On Tuesday, May 5 at 7 p.m. Percy will be talking about archeoastronomy during a livestream. He explains he will be exploring astronomy of pre-technology civilizations, which used the daytime and nighttime sky as a calendar and compass.

“It was high tech for them,” he says, noting these earlier civilizations found direction, time and time of year by looking at the sky. Clocks would be set based on the position of the sun and sea captains had to learn basic astronomy because they navigated by the stars, Percy says.

People looked to the heavens for both practical and religious reasons. Indeed, even the name heaven and heavens have religious and astronomical meanings.

“It is preserved today in the names of the planets because they were assumed to have a connection with the gods” Percy says. Mars is the god of war, Venus the goddess of beauty, and so on.
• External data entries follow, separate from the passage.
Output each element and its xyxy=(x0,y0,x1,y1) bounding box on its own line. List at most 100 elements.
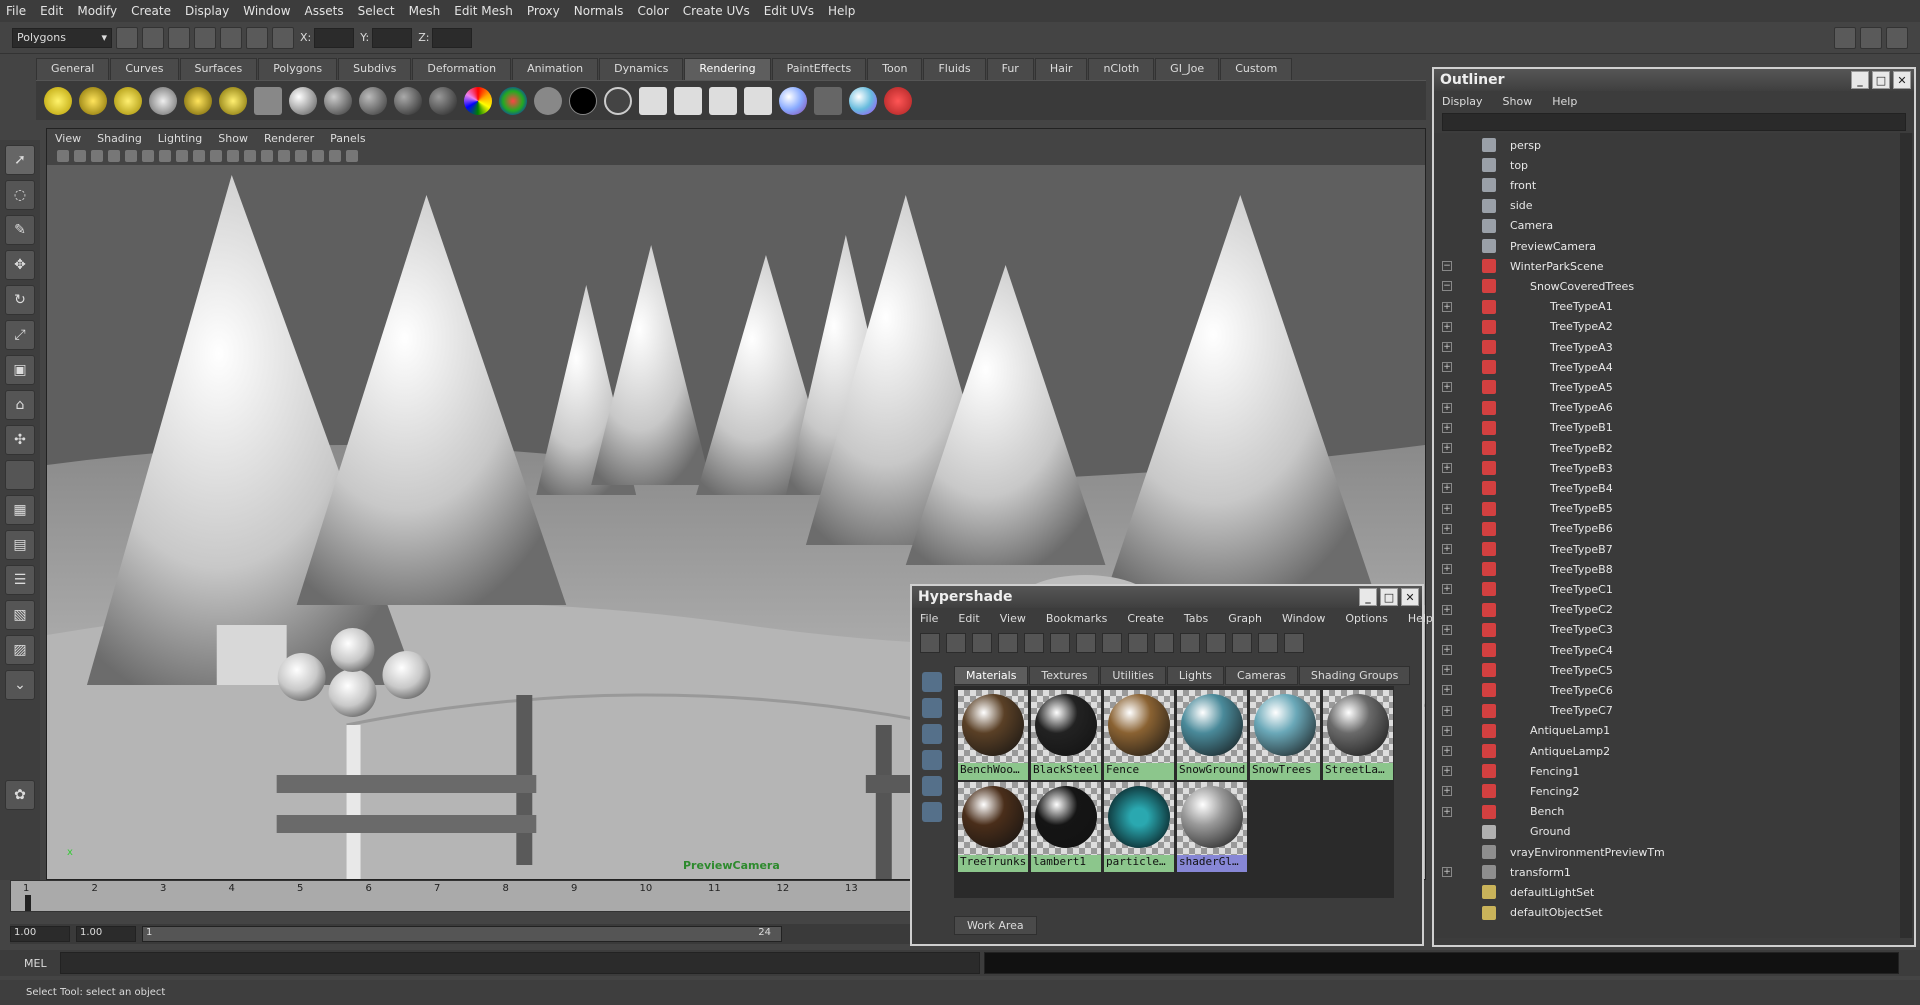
show-both-tabs-icon[interactable] xyxy=(998,633,1018,653)
outliner-row[interactable]: + TreeTypeC5 xyxy=(1434,660,1914,680)
shelf-tab-dynamics[interactable]: Dynamics xyxy=(599,58,684,80)
tab-shading-groups[interactable]: Shading Groups xyxy=(1298,666,1411,685)
material-swatch[interactable]: SnowTrees xyxy=(1250,690,1320,780)
spot-light-icon[interactable] xyxy=(149,86,177,115)
smooth-shade-icon[interactable] xyxy=(244,150,256,162)
outliner-row[interactable]: + TreeTypeA4 xyxy=(1434,357,1914,377)
medium-swatch-icon[interactable] xyxy=(922,776,942,796)
select-hierarchy-button[interactable] xyxy=(116,26,138,49)
phong-icon[interactable] xyxy=(324,86,352,115)
soft-modify-icon[interactable]: ⌂ xyxy=(5,390,35,420)
ambient-light-icon[interactable] xyxy=(44,86,72,115)
outliner-row[interactable]: defaultLightSet xyxy=(1434,882,1914,902)
use-all-lights-icon[interactable] xyxy=(295,150,307,162)
shelf-tab-general[interactable]: General xyxy=(36,58,110,80)
layered-shader-icon[interactable] xyxy=(499,86,527,115)
outliner-row[interactable]: + transform1 xyxy=(1434,862,1914,882)
shelf-tab-fluids[interactable]: Fluids xyxy=(923,58,986,80)
collapse-icon[interactable]: − xyxy=(1442,261,1452,272)
menu-set-select[interactable]: Polygons ▾ xyxy=(12,27,112,48)
menu-mesh[interactable]: Mesh xyxy=(409,4,441,18)
menu-modify[interactable]: Modify xyxy=(77,4,117,18)
render-current-frame-icon[interactable] xyxy=(639,86,667,115)
more-layouts-icon[interactable]: ⌄ xyxy=(5,670,35,700)
outliner-row[interactable]: defaultObjectSet xyxy=(1434,903,1914,923)
field-chart-icon[interactable] xyxy=(193,150,205,162)
outliner-row[interactable]: + TreeTypeC3 xyxy=(1434,620,1914,640)
outliner-row[interactable]: + TreeTypeC1 xyxy=(1434,579,1914,599)
maximize-icon[interactable]: □ xyxy=(1380,588,1398,606)
move-tool-icon[interactable]: ✥ xyxy=(5,250,35,280)
render-settings-button[interactable] xyxy=(272,26,294,49)
expand-icon[interactable]: + xyxy=(1442,382,1452,393)
outliner-row[interactable]: + TreeTypeB2 xyxy=(1434,438,1914,458)
expand-icon[interactable]: + xyxy=(1442,584,1452,595)
outliner-row[interactable]: Ground xyxy=(1434,822,1914,842)
last-tool-icon[interactable] xyxy=(5,460,35,490)
expand-icon[interactable]: + xyxy=(1442,867,1452,878)
shelf-tab-hair[interactable]: Hair xyxy=(1034,58,1088,80)
expand-icon[interactable]: + xyxy=(1442,523,1452,534)
outliner-menu-help[interactable]: Help xyxy=(1552,95,1577,108)
textured-icon[interactable] xyxy=(278,150,290,162)
show-top-tabs-icon[interactable] xyxy=(946,633,966,653)
expand-icon[interactable]: + xyxy=(1442,604,1452,615)
shelf-tab-rendering[interactable]: Rendering xyxy=(684,58,771,80)
outliner-row[interactable]: + TreeTypeC6 xyxy=(1434,680,1914,700)
outliner-row[interactable]: + TreeTypeB8 xyxy=(1434,559,1914,579)
outliner-titlebar[interactable]: Outliner _ □ ✕ xyxy=(1434,69,1914,91)
collapse-icon[interactable]: − xyxy=(1442,281,1452,292)
expand-icon[interactable]: + xyxy=(1442,624,1452,635)
outliner-row[interactable]: + TreeTypeB3 xyxy=(1434,458,1914,478)
graph-connections-icon[interactable] xyxy=(1050,633,1070,653)
shelf-tab-subdivs[interactable]: Subdivs xyxy=(338,58,412,80)
blinn-icon[interactable] xyxy=(289,86,317,115)
batch-render-icon[interactable] xyxy=(744,86,772,115)
shelf-tab-fur[interactable]: Fur xyxy=(986,58,1034,80)
outliner-row[interactable]: + TreeTypeB1 xyxy=(1434,418,1914,438)
graph-layout-icon[interactable]: ▧ xyxy=(5,600,35,630)
shelf-tab-gi-joe[interactable]: GI_Joe xyxy=(1155,58,1220,80)
material-swatch[interactable]: BlackSteel xyxy=(1031,690,1101,780)
expand-icon[interactable]: + xyxy=(1442,342,1452,352)
outliner-menu-display[interactable]: Display xyxy=(1442,95,1483,108)
hypershade-menu-options[interactable]: Options xyxy=(1345,612,1387,625)
shelf-tab-curves[interactable]: Curves xyxy=(110,58,179,80)
list-view-icon[interactable] xyxy=(922,698,942,718)
expand-icon[interactable]: + xyxy=(1442,564,1452,575)
volume-light-icon[interactable] xyxy=(219,86,247,115)
expand-icon[interactable]: + xyxy=(1442,746,1452,756)
minimize-icon[interactable]: _ xyxy=(1851,71,1869,89)
quick-layout-icon[interactable]: ✿ xyxy=(5,780,35,810)
expand-icon[interactable]: + xyxy=(1442,645,1452,655)
use-background-icon[interactable] xyxy=(569,86,597,115)
range-bar[interactable]: 1 24 xyxy=(142,926,782,942)
settings-icon[interactable] xyxy=(1284,633,1304,653)
start-time-field[interactable]: 1.00 xyxy=(10,926,70,942)
scale-tool-icon[interactable]: ⤢ xyxy=(5,320,35,350)
menu-normals[interactable]: Normals xyxy=(574,4,624,18)
render-button[interactable] xyxy=(220,26,242,49)
render-view-icon[interactable] xyxy=(709,86,737,115)
hypershade-menu-graph[interactable]: Graph xyxy=(1228,612,1262,625)
isolate-select-icon[interactable] xyxy=(329,150,341,162)
viewport-menu-renderer[interactable]: Renderer xyxy=(264,132,314,145)
menu-edit-uvs[interactable]: Edit UVs xyxy=(764,4,814,18)
close-icon[interactable]: ✕ xyxy=(1893,71,1911,89)
outliner-row[interactable]: top xyxy=(1434,155,1914,175)
maximize-icon[interactable]: □ xyxy=(1872,71,1890,89)
tab-materials[interactable]: Materials xyxy=(954,666,1029,685)
hypershade-titlebar[interactable]: Hypershade _ □ ✕ xyxy=(912,586,1422,608)
outliner-row[interactable]: persp xyxy=(1434,135,1914,155)
material-swatch[interactable]: BenchWoo… xyxy=(958,690,1028,780)
paint-icon[interactable] xyxy=(884,86,912,115)
expand-icon[interactable]: + xyxy=(1442,483,1452,494)
wireframe-icon[interactable] xyxy=(227,150,239,162)
menu-help[interactable]: Help xyxy=(828,4,855,18)
material-swatch[interactable]: lambert1 xyxy=(1031,782,1101,872)
toggle-attribute-editor-button[interactable] xyxy=(1834,26,1856,49)
outliner-row[interactable]: − WinterParkScene xyxy=(1434,256,1914,276)
tab-utilities[interactable]: Utilities xyxy=(1100,666,1166,685)
menu-window[interactable]: Window xyxy=(243,4,290,18)
output-connections-icon[interactable] xyxy=(1180,633,1200,653)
Much of what can be seen in the sky is imbued with cultural meaning. “Different cultures see different things,” Percy says, noting the constellations are not scientific patterns but are instead culturally determined.

Many probably know the constellations based on Greek and Roman mythology, which goes back 2,000 years, he explains, yet those same patterns mean something different in Indigenous and Chinese culture. People looked up and recognized stories written in the sky, and those stories of gods or animals that were important in life were kept alive.

Perhaps the most well-known constellation in the night sky is the Big Dipper. Percy notes it is actually part of Ursa Major. Meanwhile, the pole star, used in navigation, is part of Ursa Minor. Thousands of years ago people saw a big bear and little bear in the stars.

When physical distancing measures are lifted, Percy suggests attending one of RASC’s star parties at The Riverwood Conservancy. It offers a great opportunity for those who have become familiar with the sky to see different telescopes in action and talk to fellow stargazers.

The cosmos offers many lessons and wonders for the inquisitive. Whether observed from a balcony, backyard, park (when permitted), or from the couch, the universe provides a fascinating expanse to explore.

“Be curious,” Percy says. “There’s a whole universe up there.”